Cannonball Read IV

A bunch of Pajibans reading and reviewing and honoring AlabamaPink.

Archive for the tag “Julian Barnes”

HelloKatieO’s #CBR4 Review 40: The Sense of an Ending by Julian Barnes

The Sense of an Ending is a story about memory. The book has a simple premise: the narrator tells us about events that happened in his life roughly while they are happening. And then, many years later, while in his 60s, the narrator revisits those memories – adding in what he forgot, embellishing, and seeking out the truth about the gaps in his knowledge.

The idea of the book itself is fascinating. Memories really do change over time. Sometimes, as time goes on, you look back on certain events and re-imagine them happier. Or re-imagine them as more tragic. Or assign them a meaning or significance that only becomes apparent as you get older and you start to learn more about yourself.

For more…

Funkyfacecat’s #CBR4 Review #07: The Sense of an Ending by Julian Barnes

It’s hard to write an interesting review about a book I found so profoundly uninteresting. I found that it says nothing about male friendship and obsession and pop culture that Nick Hornby hasn’t said better, it says nothing about sex and secrets and death and academia that Donna Tartt’s Secret History or David Lodge’s campus novels haven’t done more interestingly, and it says nothing about painful but funny adolescence that Sue Townsend’s Adrian Mole didn’t do more poignantly and funnily.

I was reading it on a plane journey with a friend of mine; they asked me what it was about. There are these four boys who are schoolfriends, I said, and one of them was really bright, and now they’ve all grown up, and one of them has received a mysterious letter and…My friend interrupted to guess both the mystery and the twist. “It couldn’t be that,” I said. “That would be too obvious.” An hour later, I realised to my dismay that actually, it was that obvious.

The Sense of an Ending by Julian Barnes was the Man Booker Prize winner this year, so I guess some folks liked it.
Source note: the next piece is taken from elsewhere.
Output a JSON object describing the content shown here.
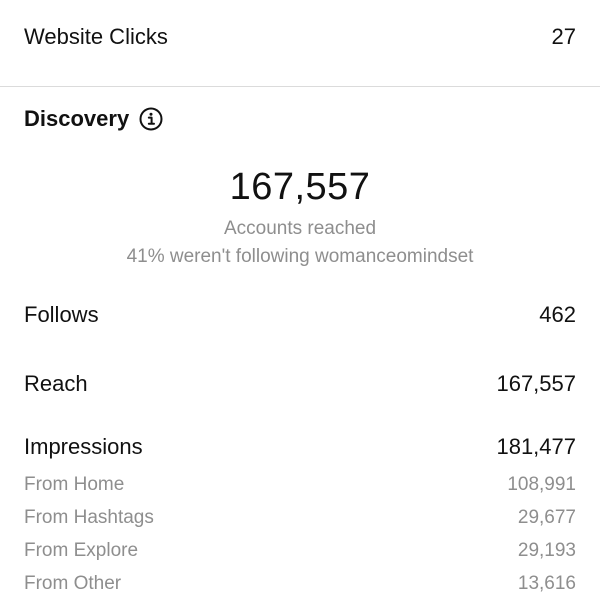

And I can see why it’s the sort of book that would win that sort of prize- it’s literary, it’s witty in places (although it thinks its funnier than it is when describing male masturbation in detail several times), it dabbles in commentary on nostalgia and failure and the tricks memory plays, it has a mystery and a twist, it attempts to articulate the sense of a certain time and place in a certain version of England with wry panache. But I found it to be less than the sum of its parts; indeed, for me, its parts cancelled each other out, leaving nothing but a vague sense of malaise.

A-schaef’s #CBR4 Review #06: The Sense of an Ending by Julian Barnes

Buy this book. Read it. It’s short, it’s not tough to read, and it is absolutely god damn magnificent. I don’t think I’ve loved a book this much since the first time I read Never Let Me Go. It’s just beautiful, and absolutely deserving of the Man Booker Prize it was awarded.
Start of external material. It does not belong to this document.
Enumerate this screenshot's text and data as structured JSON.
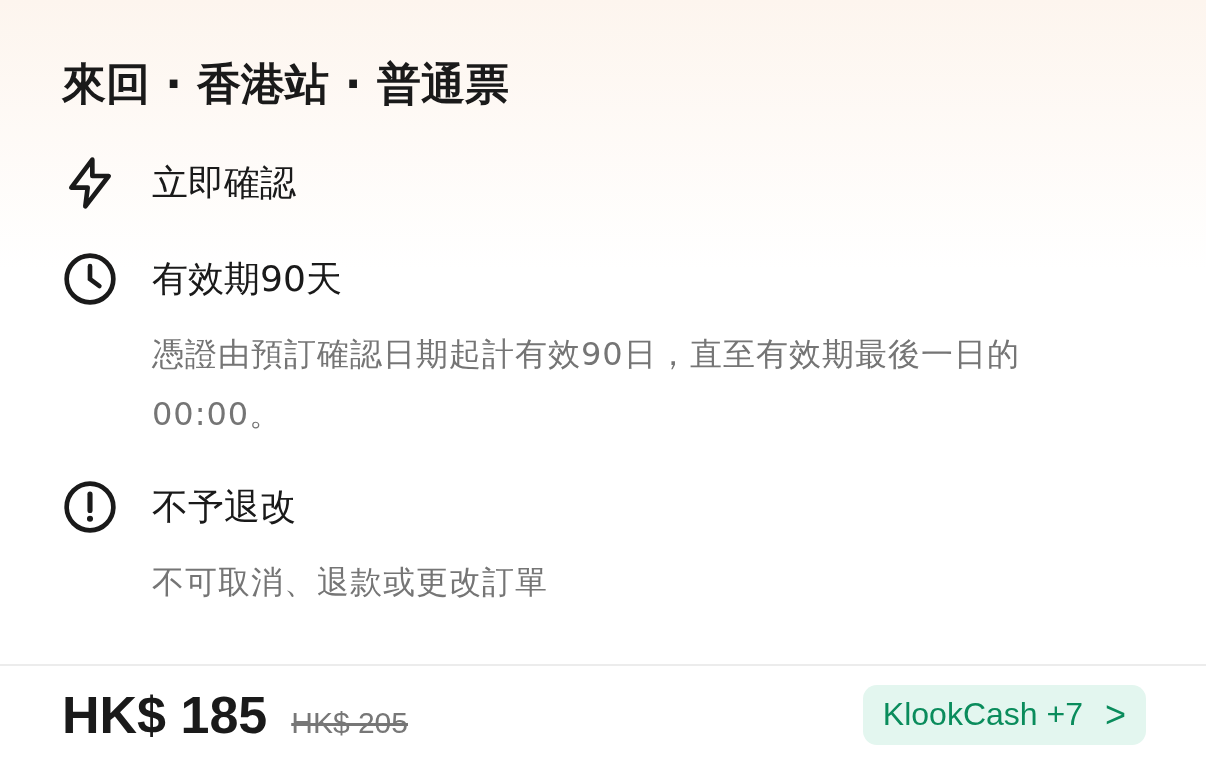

The Sense of an Ending follows Tony Webster. In school, he and his two friends eventually adopt a new student named Adrian into their group. They grow up and they all ship out to different universities. Tony dates a pretty girl named Veronica, they all eventually lose touch with each other. Much later in his life, Tony finds all of these memories drudged up again in a strange encounter with his past.

Tony Webster is one of the most interesting narrators I can remember reading. He is unreliable, but not because he means to lie to the reader. The book is about the ways that memory can be ignored and shaped over the years, and we see his memories take shape and mature into what we can assume actually happened. He also has a desire to understand every moment, and it comes through sometimes when he’s successful. These occasional reminders of the pathos behind his actions force us to see it when he doesn’t point it out.

The supporting characters are few in this book. Almost all of the story happens between an integral 7 or 8 people, and we don’t learn a great deal about any of them. As an alternative to great exposition, these characters come through with a great vividness that works instead. It’s not that they’re shallow archetypes, they just make a swift and indelible mark and then, just as easily, leave the story. It makes for an interesting break from first-person narrators who have uncanny understanding of people’s lives. Tony doesn’t know the complete history of these people any more than you know every event of somebody you know.

All in all, this is a stunningly good book. If you have even the slightest interest in stories of this style, you would be doing yourself a great disservice by not reading it.